Das Prinzip der Super-Spezialisierung auf ein medizinisches Thema in so einer heiklen Angelegenheit hat mich dann auch bei der gesamten OP-Vorbereitung und -Durchführung begleitet und aufrichtiges Vertrauen erzeugt. Auch die Erfolgsquoten hinsichtlich der Nebenwirkungen sind in der Martini-Klinik meilenweit von den Durchschnittsquoten entfernt, 90 % und mehr! Am 20. Juli 2018 wurde ich von Prof. Salomon erfolgreich, nerven- und muskelschonend operiert. (Meine Sympathie und somit auch mein Vertrauen in meinen Operateur waren bereits beim Vorgespräch gegeben, wir verstanden uns!). Prof. Salomon rief unmittelbar nach der OP meine Frau an und informierte Sie über den erfolgreichen Verlauf. Nach fünf Tagen wurde eine Dichtigkeitsprüfung durchgeführt, der Katheter konnte gezogen werden, Kontinenz war sofort da, nach sieben Tagen flog ich nach Frankfurt zurück. Nach einer Woche erhielt ich den erlösenden Anruf, auch die Histologie war in Ordnung! Mir war ein zweites Leben geschenkt! Nach 3 1/2 Wochen wirklich konsequenter Ruhekur zuhause konnte ich wieder - langsam steigernd - in meinem Job zurück.

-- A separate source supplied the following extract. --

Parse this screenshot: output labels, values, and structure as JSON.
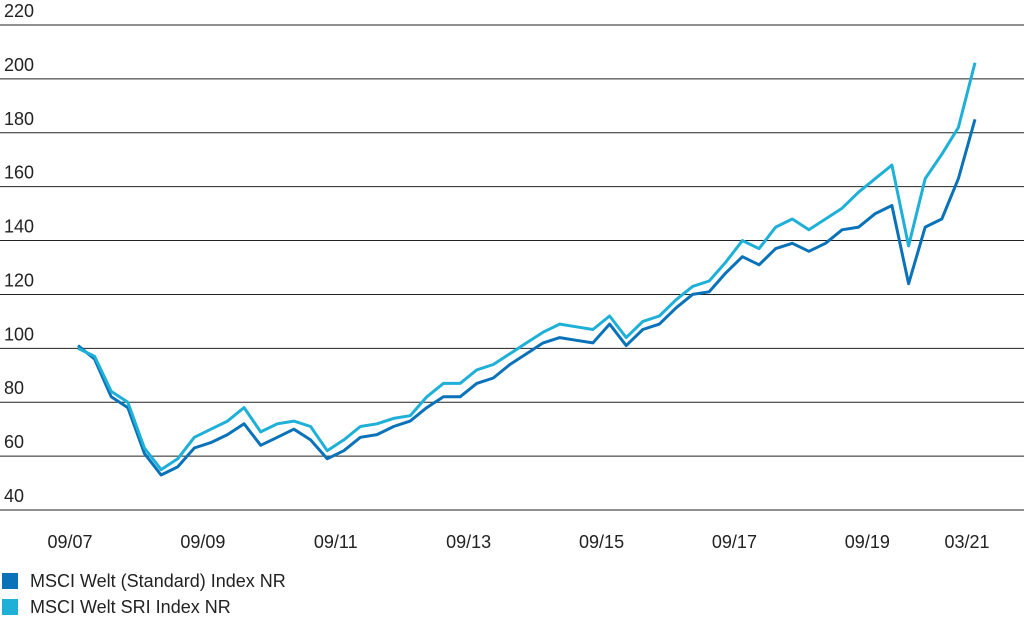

Von dem Klinikaufenthalt selbst kann ich jedem die Angst nehmen; mehr Freundlichkeit, Herzlichkeit Kompetenz und auch Fröhlichkeit kann es nicht geben. Mein leider viel zu kurzer Dank gilt Schwester Julia, die mir vor der OP die Angst genommen hat, Schwester Tetyana, die mich mit ihrem unglaublichen Lächeln wieder die ersten 20 Meter durch den Gang geführt hat, Schwester Franziska, die mein Gehtraining forcierte, Pfleger Simon für seine herrlichen Seemannshumor - auch beim Katheter ziehen -, Pfleger Dirk für seine beruhigende Art der Entlassungsvorbereitung, Prof. Salomon für die hoch kompetente und erfolgreiche Operation und nicht zuletzt allen Reinigungs-, Verpflegungs- und Pflegekräften!!! Wirklich alle wissen, wie es den Männern in dieser Männerklinik geht und leisten ihren Beitrag zur Wiedergenesung.

Fazit: für dieses schwierige Operation würde ich aus der ganzen Welt anreisen, um Patient in der Martini Klinik zu sein!!!